A Modified CTGAN-Plus-Features Based Method for Optimal Asset Allocation
José-Manuel Peña, Fernando Suárez, Omar Larré, Domingo Ramírez, Arturo Cifuentes
TL;DR
This work tackles robust asset allocation under tail risk by integrating CVaR-constrained optimization with regime-aware synthetic data generation. It introduces a Modified CTGAN that ingests contextual yield-curve features to produce realistic synthetic returns, enabling more representative scenario sets than historical data alone. The optimization is reformulated into a discretized linear program, using a loss threshold $\zeta$ and auxiliary variables $\mathbf{z}$ to enforce the CVaR constraint while maintaining a budget of 1 and nonnegative weights, with the objective expressed as $\max \mathbf{x}^\top \mathbf{R} \bm{\pi}$. Feature-based weighting via $\bm{\pi}_{\bm{f}}$ allows alignment with the current economic state. Empirical results over ten asset classes and ~14.5 years show improved out-of-sample performance relative to equal-weighting and data-only formulations, highlighting the method's practical impact for long-horizon, index-based portfolios.
Abstract
We propose a new approach to portfolio optimization that utilizes a unique combination of synthetic data generation and a CVaR-constraint.
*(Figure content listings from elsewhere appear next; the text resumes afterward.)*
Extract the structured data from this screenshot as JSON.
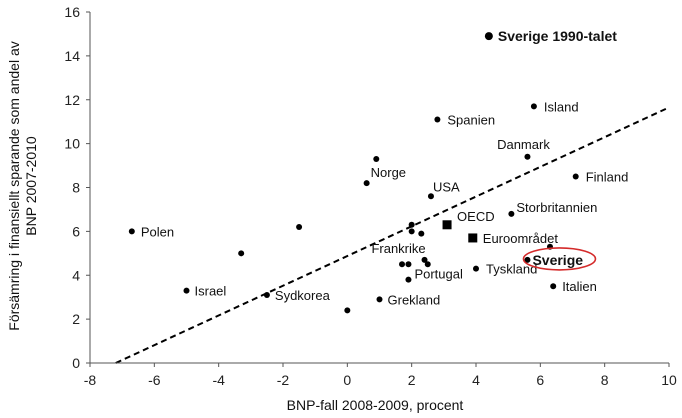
{
  "chart_data": {
    "type": "scatter",
    "xlabel": "BNP-fall 2008-2009, procent",
    "ylabel_lines": [
      "Försämring i finansiellt sparande som andel av",
      "BNP 2007-2010"
    ],
    "xlim": [
      -8,
      10
    ],
    "ylim": [
      0,
      16
    ],
    "xticks": [
      -8,
      -6,
      -4,
      -2,
      0,
      2,
      4,
      6,
      8,
      10
    ],
    "yticks": [
      0,
      2,
      4,
      6,
      8,
      10,
      12,
      14,
      16
    ],
    "grid": false,
    "trendline": {
      "style": "dashed",
      "from": [
        -7.2,
        0
      ],
      "to": [
        10,
        11.65
      ]
    },
    "points": [
      {
        "label": "Sverige 1990-talet",
        "x": 4.4,
        "y": 14.9,
        "marker": "circle",
        "emphasis": "bold"
      },
      {
        "label": "Island",
        "x": 5.8,
        "y": 11.7,
        "marker": "circle"
      },
      {
        "label": "Spanien",
        "x": 2.8,
        "y": 11.1,
        "marker": "circle"
      },
      {
        "label": "Danmark",
        "x": 5.6,
        "y": 9.4,
        "marker": "circle"
      },
      {
        "label": "Finland",
        "x": 7.1,
        "y": 8.5,
        "marker": "circle"
      },
      {
        "label": "",
        "x": 0.9,
        "y": 9.3,
        "marker": "circle"
      },
      {
        "label": "Norge",
        "x": 0.6,
        "y": 8.2,
        "marker": "circle"
      },
      {
        "label": "USA",
        "x": 2.6,
        "y": 7.6,
        "marker": "circle"
      },
      {
        "label": "Storbritannien",
        "x": 5.1,
        "y": 6.8,
        "marker": "circle"
      },
      {
        "label": "OECD",
        "x": 3.1,
        "y": 6.3,
        "marker": "square"
      },
      {
        "label": "Euroområdet",
        "x": 3.9,
        "y": 5.7,
        "marker": "square"
      },
      {
        "label": "Polen",
        "x": -6.7,
        "y": 6.0,
        "marker": "circle"
      },
      {
        "label": "",
        "x": -1.5,
        "y": 6.2,
        "marker": "circle"
      },
      {
        "label": "",
        "x": -3.3,
        "y": 5.0,
        "marker": "circle"
      },
      {
        "label": "",
        "x": 2.0,
        "y": 6.3,
        "marker": "circle"
      },
      {
        "label": "",
        "x": 2.0,
        "y": 6.0,
        "marker": "circle"
      },
      {
        "label": "",
        "x": 2.3,
        "y": 5.9,
        "marker": "circle"
      },
      {
        "label": "Frankrike",
        "x": 2.4,
        "y": 4.7,
        "marker": "circle"
      },
      {
        "label": "",
        "x": 2.5,
        "y": 4.5,
        "marker": "circle"
      },
      {
        "label": "",
        "x": 1.7,
        "y": 4.5,
        "marker": "circle"
      },
      {
        "label": "",
        "x": 1.9,
        "y": 4.5,
        "marker": "circle"
      },
      {
        "label": "Portugal",
        "x": 1.9,
        "y": 3.8,
        "marker": "circle"
      },
      {
        "label": "Tyskland",
        "x": 4.0,
        "y": 4.3,
        "marker": "circle"
      },
      {
        "label": "Sverige",
        "x": 5.6,
        "y": 4.7,
        "marker": "circle",
        "emphasis": "bold-circled"
      },
      {
        "label": "",
        "x": 6.3,
        "y": 5.3,
        "marker": "circle"
      },
      {
        "label": "Italien",
        "x": 6.4,
        "y": 3.5,
        "marker": "circle"
      },
      {
        "label": "Israel",
        "x": -5.0,
        "y": 3.3,
        "marker": "circle"
      },
      {
        "label": "Sydkorea",
        "x": -2.5,
        "y": 3.1,
        "marker": "circle"
      },
      {
        "label": "Grekland",
        "x": 1.0,
        "y": 2.9,
        "marker": "circle"
      },
      {
        "label": "",
        "x": 0.0,
        "y": 2.4,
        "marker": "circle"
      }
    ],
    "highlight_color": "#d42a2a"
  }
}
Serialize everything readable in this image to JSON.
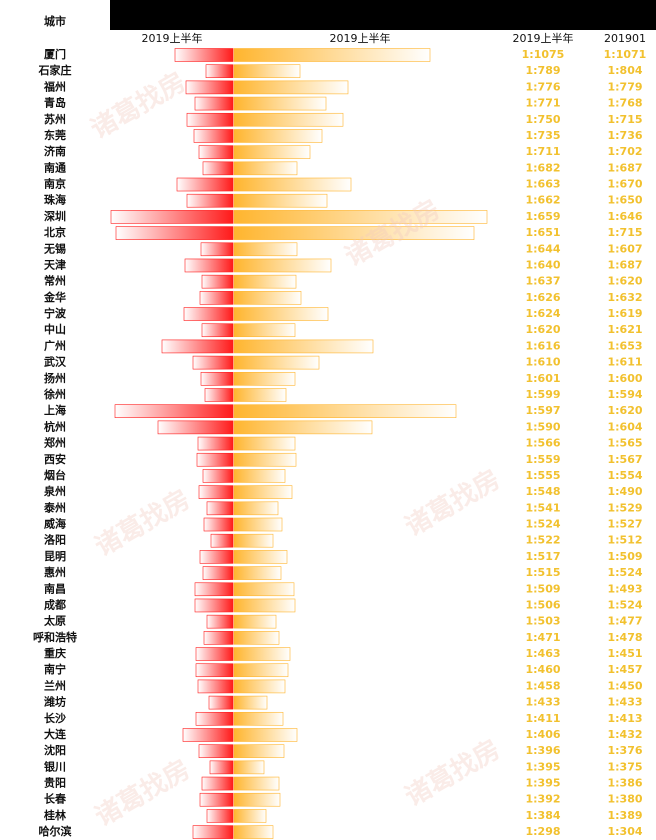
{
  "chart_data": {
    "type": "butterfly",
    "corner_label": "城市",
    "watermark": "诸葛找房",
    "categories": [
      "厦门",
      "石家庄",
      "福州",
      "青岛",
      "苏州",
      "东莞",
      "济南",
      "南通",
      "南京",
      "珠海",
      "深圳",
      "北京",
      "无锡",
      "天津",
      "常州",
      "金华",
      "宁波",
      "中山",
      "广州",
      "武汉",
      "扬州",
      "徐州",
      "上海",
      "杭州",
      "郑州",
      "西安",
      "烟台",
      "泉州",
      "泰州",
      "威海",
      "洛阳",
      "昆明",
      "惠州",
      "南昌",
      "成都",
      "太原",
      "呼和浩特",
      "重庆",
      "南宁",
      "兰州",
      "潍坊",
      "长沙",
      "大连",
      "沈阳",
      "银川",
      "贵阳",
      "长春",
      "桂林",
      "哈尔滨"
    ],
    "xlim_left": [
      0,
      125
    ],
    "xlim_right": [
      0,
      255
    ],
    "series": [
      {
        "name": "2019上半年",
        "color": "#ff1a1a",
        "values": [
          58,
          27,
          47,
          38,
          46,
          39,
          34,
          30,
          56,
          46,
          122,
          117,
          32,
          48,
          31,
          33,
          49,
          31,
          71,
          40,
          32,
          28,
          118,
          75,
          35,
          36,
          30,
          34,
          26,
          29,
          22,
          33,
          30,
          38,
          38,
          26,
          29,
          37,
          37,
          35,
          24,
          37,
          50,
          34,
          23,
          31,
          33,
          26,
          40
        ]
      },
      {
        "name": "2019上半年",
        "color": "#ffb52e",
        "values": [
          196,
          66,
          114,
          92,
          109,
          88,
          76,
          63,
          117,
          93,
          253,
          240,
          63,
          97,
          62,
          67,
          94,
          61,
          139,
          85,
          61,
          52,
          222,
          138,
          61,
          62,
          51,
          58,
          44,
          48,
          39,
          53,
          47,
          60,
          61,
          42,
          45,
          56,
          54,
          51,
          33,
          49,
          63,
          50,
          30,
          45,
          46,
          32,
          39
        ]
      }
    ],
    "columns": [
      {
        "name": "2019上半年",
        "values": [
          1075,
          789,
          776,
          771,
          750,
          735,
          711,
          682,
          663,
          662,
          659,
          651,
          644,
          640,
          637,
          626,
          624,
          620,
          616,
          610,
          601,
          599,
          597,
          590,
          566,
          559,
          555,
          548,
          541,
          524,
          522,
          517,
          515,
          509,
          506,
          503,
          471,
          463,
          460,
          458,
          433,
          411,
          406,
          396,
          395,
          395,
          392,
          384,
          298
        ],
        "value_labels": [
          "1:1075",
          "1:789",
          "1:776",
          "1:771",
          "1:750",
          "1:735",
          "1:711",
          "1:682",
          "1:663",
          "1:662",
          "1:659",
          "1:651",
          "1:644",
          "1:640",
          "1:637",
          "1:626",
          "1:624",
          "1:620",
          "1:616",
          "1:610",
          "1:601",
          "1:599",
          "1:597",
          "1:590",
          "1:566",
          "1:559",
          "1:555",
          "1:548",
          "1:541",
          "1:524",
          "1:522",
          "1:517",
          "1:515",
          "1:509",
          "1:506",
          "1:503",
          "1:471",
          "1:463",
          "1:460",
          "1:458",
          "1:433",
          "1:411",
          "1:406",
          "1:396",
          "1:395",
          "1:395",
          "1:392",
          "1:384",
          "1:298"
        ]
      },
      {
        "name": "201901",
        "values": [
          1071,
          804,
          779,
          768,
          715,
          736,
          702,
          687,
          670,
          650,
          646,
          715,
          607,
          687,
          620,
          632,
          619,
          621,
          653,
          611,
          600,
          594,
          620,
          604,
          565,
          567,
          554,
          490,
          529,
          527,
          512,
          509,
          524,
          493,
          524,
          477,
          478,
          451,
          457,
          450,
          433,
          413,
          432,
          376,
          375,
          386,
          380,
          389,
          304
        ],
        "value_labels": [
          "1:1071",
          "1:804",
          "1:779",
          "1:768",
          "1:715",
          "1:736",
          "1:702",
          "1:687",
          "1:670",
          "1:650",
          "1:646",
          "1:715",
          "1:607",
          "1:687",
          "1:620",
          "1:632",
          "1:619",
          "1:621",
          "1:653",
          "1:611",
          "1:600",
          "1:594",
          "1:620",
          "1:604",
          "1:565",
          "1:567",
          "1:554",
          "1:490",
          "1:529",
          "1:527",
          "1:512",
          "1:509",
          "1:524",
          "1:493",
          "1:524",
          "1:477",
          "1:478",
          "1:451",
          "1:457",
          "1:450",
          "1:433",
          "1:413",
          "1:432",
          "1:376",
          "1:375",
          "1:386",
          "1:380",
          "1:389",
          "1:304"
        ]
      }
    ]
  }
}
We formulate the portfolio optimization problem as an asset allocation problem in which each asset class is accessed through a passive (index) fund. The asset-class weights are determined by solving an optimization problem which includes a CVaR-constraint. The optimization is carried out by means of a Modified CTGAN algorithm which incorporates features (contextual information) and is used to generate synthetic return scenarios, which, in turn, are fed into the optimization engine. For contextual information we rely on several points along the U.S. Treasury yield curve. The merits of this approach are demonstrated with an example based on ten asset classes (covering stocks, bonds, and commodities) over a fourteen-and-half year period (January 2008-June 2022). We also show that the synthetic generation process is able to capture well the key characteristics of the original data, and the optimization scheme results in portfolios that exhibit satisfactory out-of-sample performance. We also show that this approach outperforms the conventional equal-weights (1/N) asset allocation strategy and other optimization formulations based on historical data only.